To the best of our knowledge, this study is the first to investigate the relationship between EMT and CD105-assessed MVD in LSCC. The main strength of our investigation lies in the homogeneity of the patient population since: (i) all patients underwent surgery; (ii) their surgical treatment was performed by the same team; (iii) only squamous cell carcinomas located in the larynx were considered; and (iv) clinical-radiological follow-up criteria were defined. In addition, a computer-based IA system was used to ensure a highly accurate, precise, and reproducible analysis of the immunostained slides in terms of CD105-assessed MVD. Over the course of about 15 years, the pathologists in our research group have gained plenty of experience in assessing MVD from the immunohistochemical expression of CD105 in head and neck malignancies using various IA techniques, and also in association with oncogenes or tumor suppressors [9,13]. The main weaknesses of our study concern the retrospective setting and limited number of cases considered.

As previously widely reported, in our series, patients with a pN+ lymph node status had a lower DFS. Furthermore, the prognostic role of Slug and N-cadherin expression, as long as the marginal confirmation of CD105-assessed MVD was a negative predictive factor, seemed to support the hypothesis that both angiogenesis and EMT may act as determinants of an aggressive phenotype in LSCC. The multivariate analysis, besides confirming pN+ status and Slug overexpression as significant independent prognostic factors in regard to DFS, seemed to depict the simultaneous consideration of both EMT and angiogenesis markers as a potentially promising strategy to stratify clinical recurrence risk in patients with LSCC. On the other hand, this study only found a trend toward a positive correlation between CD105-assessed MVD and both Snail and Zeb2 expressions, probably due to the limited sample size of our LSCC series.
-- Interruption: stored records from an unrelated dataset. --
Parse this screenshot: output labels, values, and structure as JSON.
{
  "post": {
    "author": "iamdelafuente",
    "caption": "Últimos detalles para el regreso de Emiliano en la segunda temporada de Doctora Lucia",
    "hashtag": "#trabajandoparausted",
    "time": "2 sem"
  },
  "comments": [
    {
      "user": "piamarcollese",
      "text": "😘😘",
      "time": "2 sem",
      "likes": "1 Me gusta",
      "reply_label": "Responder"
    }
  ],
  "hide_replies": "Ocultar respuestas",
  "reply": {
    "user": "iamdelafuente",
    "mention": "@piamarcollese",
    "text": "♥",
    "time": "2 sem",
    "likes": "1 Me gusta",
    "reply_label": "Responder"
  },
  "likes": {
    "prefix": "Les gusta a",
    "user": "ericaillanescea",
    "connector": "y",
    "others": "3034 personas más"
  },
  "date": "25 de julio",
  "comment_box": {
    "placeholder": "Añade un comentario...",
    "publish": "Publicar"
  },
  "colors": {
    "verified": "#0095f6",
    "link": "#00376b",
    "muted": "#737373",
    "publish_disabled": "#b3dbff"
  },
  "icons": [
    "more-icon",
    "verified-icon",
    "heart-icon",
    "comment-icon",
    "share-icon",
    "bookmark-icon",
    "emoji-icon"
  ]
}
These marginal significances may be explained by the biological interactions of the EMT cascade: both Snail and Zeb2 are well-ascertained effectors of the EMT process in many cancer types, acting as nuclear factors downstream of the Wnt/ß-catenin pathway [23,24,25]. Such a pathway also allows actin cytoskeleton to be remodeled during the biological cascade in response to hypoxia [26]. As is well known, hypoxia also stimulates angiogenesis via the overexpression of proangiogenic factors such as the VEGF receptor family [23], therefore resulting in an increased expression of a marker of activated endothelium, such as CD105. On the other hand, Zeb2 has pleotropic biological functions beyond the EMT process, also directly upregulating the expression of genes involved in angiogenesis, such as VEGF, thus resulting in endothelial cell activation and proliferation [25].

5. Conclusions

In conclusion, our data support the hypothesis of a mutual concurrence of EMT and angiogenesis in the development of an aggressive phenotype in LSCC. To better characterize the predictive performance of prognostic models based on EMT and angiogenesis markers in stratifying LSCC recurrence risk, further large-scale prospective studies are required.